We are unable to see any saving from conflict between the operations of the two statutes in the provisions of section 14 of the state *1008act to the effect that certain portions of it should not apply to sale of coal in Ohio in interstate commerce, nor to coal coming into Ohio until after it ceases to be a commodity in interstate commerce, because, first, this section exempts only in interstate commerce the provisions of the first 13 sections of the act, whereas much mischief, on the lines suggested, is more than possible to result from attempts to enforce the remaining sections of the act, and for the further reason that, at its best, giving section 14 its broadest operation, the act empowers the state administrator to dictate to the plaintiffs and others similarly situated where and what price may be sold some, at least, of their products, all of which are, by law, freely marketable in interstate commerce, subject only to the restrictions of federal .legislation.

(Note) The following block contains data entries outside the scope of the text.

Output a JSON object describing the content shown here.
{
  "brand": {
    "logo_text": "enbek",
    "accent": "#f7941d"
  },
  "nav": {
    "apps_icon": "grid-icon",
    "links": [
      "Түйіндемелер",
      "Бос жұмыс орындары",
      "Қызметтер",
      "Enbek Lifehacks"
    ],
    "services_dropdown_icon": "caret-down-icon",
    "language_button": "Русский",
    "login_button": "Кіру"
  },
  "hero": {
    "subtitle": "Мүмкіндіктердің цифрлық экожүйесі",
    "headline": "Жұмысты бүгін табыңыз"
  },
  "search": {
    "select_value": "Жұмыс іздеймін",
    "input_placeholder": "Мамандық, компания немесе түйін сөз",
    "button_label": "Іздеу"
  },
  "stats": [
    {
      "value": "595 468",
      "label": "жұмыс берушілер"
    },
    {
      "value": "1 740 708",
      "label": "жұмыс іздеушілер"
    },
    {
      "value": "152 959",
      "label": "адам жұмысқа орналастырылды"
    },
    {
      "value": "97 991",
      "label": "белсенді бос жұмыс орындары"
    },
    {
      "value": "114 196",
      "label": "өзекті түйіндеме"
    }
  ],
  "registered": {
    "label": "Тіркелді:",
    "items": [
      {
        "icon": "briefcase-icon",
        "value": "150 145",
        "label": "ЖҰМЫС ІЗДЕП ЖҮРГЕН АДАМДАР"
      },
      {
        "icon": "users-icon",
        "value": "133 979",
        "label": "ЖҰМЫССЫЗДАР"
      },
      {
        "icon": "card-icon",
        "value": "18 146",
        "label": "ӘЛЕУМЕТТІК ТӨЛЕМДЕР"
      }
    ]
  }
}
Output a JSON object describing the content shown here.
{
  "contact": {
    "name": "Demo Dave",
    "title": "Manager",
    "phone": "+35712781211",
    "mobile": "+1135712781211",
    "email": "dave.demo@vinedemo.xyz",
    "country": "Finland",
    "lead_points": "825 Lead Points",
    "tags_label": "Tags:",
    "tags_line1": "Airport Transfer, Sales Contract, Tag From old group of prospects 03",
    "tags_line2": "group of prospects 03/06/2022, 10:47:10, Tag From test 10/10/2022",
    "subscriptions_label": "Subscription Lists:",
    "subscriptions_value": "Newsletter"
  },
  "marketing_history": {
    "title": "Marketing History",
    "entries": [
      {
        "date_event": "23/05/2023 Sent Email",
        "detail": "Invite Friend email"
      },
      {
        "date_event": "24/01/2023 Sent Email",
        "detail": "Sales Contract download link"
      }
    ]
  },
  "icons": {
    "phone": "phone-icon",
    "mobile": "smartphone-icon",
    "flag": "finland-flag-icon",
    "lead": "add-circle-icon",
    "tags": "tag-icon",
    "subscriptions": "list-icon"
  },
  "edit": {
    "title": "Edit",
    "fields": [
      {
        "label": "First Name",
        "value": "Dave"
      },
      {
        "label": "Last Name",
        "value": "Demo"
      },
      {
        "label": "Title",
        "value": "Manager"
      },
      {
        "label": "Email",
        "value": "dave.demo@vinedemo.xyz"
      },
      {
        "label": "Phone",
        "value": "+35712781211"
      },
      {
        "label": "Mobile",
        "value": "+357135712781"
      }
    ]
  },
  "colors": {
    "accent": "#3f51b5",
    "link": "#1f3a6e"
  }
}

If the act does not give the state administrator this power, then it is a mere legislative gesture — nothing but a brutum fulmen. It can hardly be said that circumstances could possibly arise where, if the act should be allowed to operate, the plaintiffs would not be compelled to sell some of its product in Ohio at the Ohio price, and thus be deprived of the freedom of commerce to which they are entitled.

We have given reasons enough to amply justify a permanent injunction as prayed for here, without considering the other objections, under the federal Constitution, to the act’s validity. We are unable to see any valid distinction respecting the matters presented between this act and that of Indiana, held to be in conflict with the federal Constitution by the District Court of Indiana, a decision by Circuit Judge Baker, in Vandalia Coal Co. v. Special Coal and Food Commission of Indiana, 268 Fed. 572. It is unnecessary to consider other reasons why the statute is unconstitutional. To the mind of this court it plainly is so, because it is an interference with interstate commerce.